Here is the cycle it goes through, using a simple analogy: The Detective's Notebook.

  1. The Plan (Hypothesis Generation):
    The AI looks at the mystery system. It says, "Okay, I think this might be a swinging pendulum. Or maybe it's a wave. Let's test that."

    • Analogy: The detective looks at a crime scene and says, "It looks like a robbery. Let's check for fingerprints."
  2. The Experiment (Tool Use):
    The AI writes a computer program to simulate an experiment. It might say, "I'm going to push the system hard from the left and see what happens." It runs this code.

    • Analogy: The detective sets up a trap or interviews a witness to see if their theory holds up.
  3. The Analysis (Observation):
    The AI looks at the results. Did the system swing? Did it stop? Did it explode? It draws graphs and plots to see patterns.

    • Analogy: The detective looks at the evidence. "Hmm, the witness said it was raining, but the ground is dry. My theory about the robbery is wrong."
  4. The Pivot (Self-Correction):
    If the theory was wrong, the AI doesn't give up. It says, "Okay, it's not a pendulum. Maybe it's a spring? Let's try a different experiment." It writes new code, runs new tests, and updates its notebook.
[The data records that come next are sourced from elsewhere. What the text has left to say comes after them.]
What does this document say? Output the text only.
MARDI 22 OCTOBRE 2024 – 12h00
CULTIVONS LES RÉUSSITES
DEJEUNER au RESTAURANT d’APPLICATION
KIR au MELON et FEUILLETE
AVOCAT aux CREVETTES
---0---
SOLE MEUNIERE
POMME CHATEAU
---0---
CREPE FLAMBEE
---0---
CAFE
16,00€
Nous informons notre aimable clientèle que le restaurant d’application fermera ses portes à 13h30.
    • Analogy: The detective realizes the suspect is actually a spy, not a robber, and starts looking for different clues.
  5. The Solution (Discovery):
    Eventually, the AI finds a set of rules (an equation) that perfectly predicts what the system will do in any situation. It writes down the final formula.

What Did It Actually Do?

The researchers tested SciExplorer on three very different types of "mystery boxes":

  • Mechanical Systems (The Swinging Things): They gave it data from things like double pendulums (two swings attached) and particles moving in 2D. The AI had to figure out the exact equations of motion (like Newton's laws) just by watching the movement.

    • Result: It successfully "rediscovered" the laws of physics for these systems, often getting a perfect score.
  • Wave Systems (The Ripples): They gave it data on how waves move through a grid of connected points (like ripples in a pond or light waves). The AI had to guess the complex equations that govern these waves.

    • Result: It figured out complex wave equations, including ones with "non-linear" effects (where the wave changes its own shape).
  • Quantum Systems (The Tiny Spins): This is the hardest part. They gave it data on quantum particles (spins) and asked it to find the "Hamiltonian" (the master rulebook that dictates how these tiny particles interact).

    • Result: Even though quantum physics is notoriously difficult and counter-intuitive, the AI successfully identified the correct interaction rules for these systems.

Why Is This a Big Deal?

  1. No "Cheating": The AI wasn't told what kind of system it was looking at. It didn't know "This is a pendulum." It just knew "Here is some data, find the rule."
  2. It's a Generalist: It didn't need to be retrained for each new task. The same AI solved the pendulum, the wave, and the quantum problems using the same "brain."
  3. It Handles Noise: Real-world data is messy. The researchers added "noise" (random errors) to the data, and SciExplorer could still figure out the correct laws, just like a human scientist would.
  4. It's Fast (for an AI): While it takes the AI a few minutes to an hour to solve a problem, the researchers estimate that a human expert would take much longer to do the same "open-ended" exploration from scratch.

The Limitations

The paper is honest about where the AI struggles. Sometimes it gets "stubborn." If it guesses a model early on, it might stick to it even when the data says it's wrong. It also sometimes misses subtle visual clues in the graphs that a human might spot immediately. It's not perfect yet, but it's a massive leap forward.

The Bottom Line

SciExplorer is a proof-of-concept that we are moving toward a future where AI can act as a true scientific partner. Instead of just crunching numbers for us, it can look at a mystery, design its own experiments, analyze the results, and discover new laws of physics—all without needing a human to hold its hand and tell it exactly what to do next.

It's like giving a robot a library of all human knowledge and a set of tools, then saying, "Go explore the universe and tell us what you find." And for the first time, the robot is actually starting to find things on its own.